The challenge is that B2B SaaS sales-led experiments are particularly hard to make statistically significant due to low deal volume — you simply don’t have the sample sizes that a product or growth team might. The right frame is to match rigor to stakes: for low-stakes, easily reversible decisions, one team can plan quickly, ship, and see what happens. For high-stakes decisions where the goal is company-wide rollout, you need a properly designed test that can collect strong enough signals to make a confident decision.

What’s the specific friction you run into?

Two things. The first is the broader question of experiment rigor. Stakeholders will often ask “is this statistically significant?” which can push teams toward over-engineering the design upfront rather than running fast, lightweight tests. The answer is to match the rigor to the stakes, not every experiment needs to be airtight before you learn something useful.

The second is the incentive alignment problem, and this is common in SaaS experimentation. Let’s say I want to test a more aggressive discounting strategy, offer deeper discounts to see if it closes more deals and whether the volume gain outweighs the price reduction.
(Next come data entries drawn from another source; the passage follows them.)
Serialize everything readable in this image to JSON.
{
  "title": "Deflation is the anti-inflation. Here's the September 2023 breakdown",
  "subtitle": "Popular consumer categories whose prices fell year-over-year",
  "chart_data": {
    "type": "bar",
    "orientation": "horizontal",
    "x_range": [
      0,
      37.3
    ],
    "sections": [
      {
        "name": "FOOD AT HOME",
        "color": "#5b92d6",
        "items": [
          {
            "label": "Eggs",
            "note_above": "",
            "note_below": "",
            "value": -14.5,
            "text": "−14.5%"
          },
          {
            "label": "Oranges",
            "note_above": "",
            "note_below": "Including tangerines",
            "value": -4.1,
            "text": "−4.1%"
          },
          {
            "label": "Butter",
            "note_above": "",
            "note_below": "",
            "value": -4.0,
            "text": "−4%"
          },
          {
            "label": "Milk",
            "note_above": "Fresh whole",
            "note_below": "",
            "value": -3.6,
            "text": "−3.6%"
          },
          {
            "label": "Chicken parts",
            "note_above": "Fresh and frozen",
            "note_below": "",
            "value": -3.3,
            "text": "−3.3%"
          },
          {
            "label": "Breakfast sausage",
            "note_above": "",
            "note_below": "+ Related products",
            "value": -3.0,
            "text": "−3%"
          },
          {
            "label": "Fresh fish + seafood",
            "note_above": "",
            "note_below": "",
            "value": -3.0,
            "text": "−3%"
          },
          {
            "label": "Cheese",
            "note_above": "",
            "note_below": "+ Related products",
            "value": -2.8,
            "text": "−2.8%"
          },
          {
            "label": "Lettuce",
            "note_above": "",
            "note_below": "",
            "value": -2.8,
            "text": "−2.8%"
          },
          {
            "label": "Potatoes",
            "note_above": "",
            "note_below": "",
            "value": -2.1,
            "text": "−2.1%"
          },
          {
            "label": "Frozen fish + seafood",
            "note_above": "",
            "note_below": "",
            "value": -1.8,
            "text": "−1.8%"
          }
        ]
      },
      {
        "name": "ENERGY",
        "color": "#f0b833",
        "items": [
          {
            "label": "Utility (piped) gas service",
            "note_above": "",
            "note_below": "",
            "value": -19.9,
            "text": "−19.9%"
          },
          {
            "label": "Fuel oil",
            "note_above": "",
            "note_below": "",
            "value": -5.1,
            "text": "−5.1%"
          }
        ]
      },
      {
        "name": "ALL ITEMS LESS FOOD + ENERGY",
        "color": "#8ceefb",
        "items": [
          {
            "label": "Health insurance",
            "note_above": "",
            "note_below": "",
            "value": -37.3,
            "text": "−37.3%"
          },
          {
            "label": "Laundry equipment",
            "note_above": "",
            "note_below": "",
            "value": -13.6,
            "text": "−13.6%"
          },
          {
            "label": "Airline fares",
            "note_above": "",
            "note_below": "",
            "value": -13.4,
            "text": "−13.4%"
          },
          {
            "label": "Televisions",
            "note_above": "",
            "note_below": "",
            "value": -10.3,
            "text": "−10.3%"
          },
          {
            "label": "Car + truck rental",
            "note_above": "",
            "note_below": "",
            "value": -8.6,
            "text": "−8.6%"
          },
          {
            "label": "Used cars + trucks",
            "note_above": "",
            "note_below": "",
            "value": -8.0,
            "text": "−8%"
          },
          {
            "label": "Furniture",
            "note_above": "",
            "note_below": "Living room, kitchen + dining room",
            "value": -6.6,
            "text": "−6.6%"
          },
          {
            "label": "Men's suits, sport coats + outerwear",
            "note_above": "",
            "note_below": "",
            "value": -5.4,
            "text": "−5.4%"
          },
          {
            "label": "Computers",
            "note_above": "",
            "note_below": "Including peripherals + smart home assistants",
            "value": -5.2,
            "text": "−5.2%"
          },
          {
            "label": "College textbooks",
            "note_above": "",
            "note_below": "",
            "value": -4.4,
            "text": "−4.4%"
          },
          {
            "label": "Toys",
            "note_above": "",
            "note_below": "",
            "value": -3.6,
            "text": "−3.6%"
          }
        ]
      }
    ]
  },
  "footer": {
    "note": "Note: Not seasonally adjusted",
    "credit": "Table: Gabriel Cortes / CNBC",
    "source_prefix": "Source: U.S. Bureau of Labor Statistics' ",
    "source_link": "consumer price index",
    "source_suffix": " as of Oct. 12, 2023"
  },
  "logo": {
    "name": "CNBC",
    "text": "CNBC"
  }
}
To run that experiment properly, sales reps need to follow the protocol even when they’d normally close without offering the discount at all. But if they’re already closing, there’s no natural incentive to offer a deeper discount. Generally, it’s their commission on the line, and who would want to risk their income? So your experiment can break down because the people running it are rationally acting against it. 

Sales-led experiments require strong buy-in from sales reps. And when the experiment goes against team incentives, leadership enforcement isn’t just helpful: without it, your data won’t be clean. Otherwise, your experiment won’t have the sample size you were hoping for. 

Making the case upstairs 

How do you make the case to leadership for running these experiments in the first place?

Always with numbers, and always with two scenarios, optimistic and pessimistic. The optimistic scenario shows the potential ARR uplift if the hypothesis is right. But the pessimistic scenario is actually the more important one. If you build the worst-case outcome and it’s still acceptable (still moves the revenue equation in a useful direction, still teaches you something) then the argument for running the experiment becomes very hard to refuse. You’re not asking them to bet on a best case. You’re showing them that even if you’re wrong, the downside is bounded. That’s a much easier conversation.

And for those who challenge the data with instinct, that’s legitimate, and I take it seriously. If someone says my optimistic scenario is too aggressive, I’ll work through the pessimistic case with them explicitly. If the pessimistic scenario proves them right, then maybe they are right. The goal isn’t to win the argument with data but to make a better decision. Sometimes a gut feeling is pointing at something the model hasn’t captured yet.

Discounting can shift from a concession to an offer. What does that actually look like in practice?

When a sales rep offers an ad-hoc discount, they’re giving up something to close a deal. When a discounting strategy has been tested and proven, the same discount becomes something you offer with confidence because you know it works for the customer and for the company. That changes the dynamic of the sales conversation entirely. It’s no longer a negotiation tactic but a product of the pricing strategy. 

And for the sales team, it’s actually easier: they’re not improvising under pressure; they have something real to offer. A good pricing strategy also shortens the sales cycle, because the conversation stops being about what you’re willing to give up and starts being about what you’re offering and why it makes sense. The goal is to get to a place where discounting is deliberate enough that it stops feeling like leakage and starts feeling like leverage.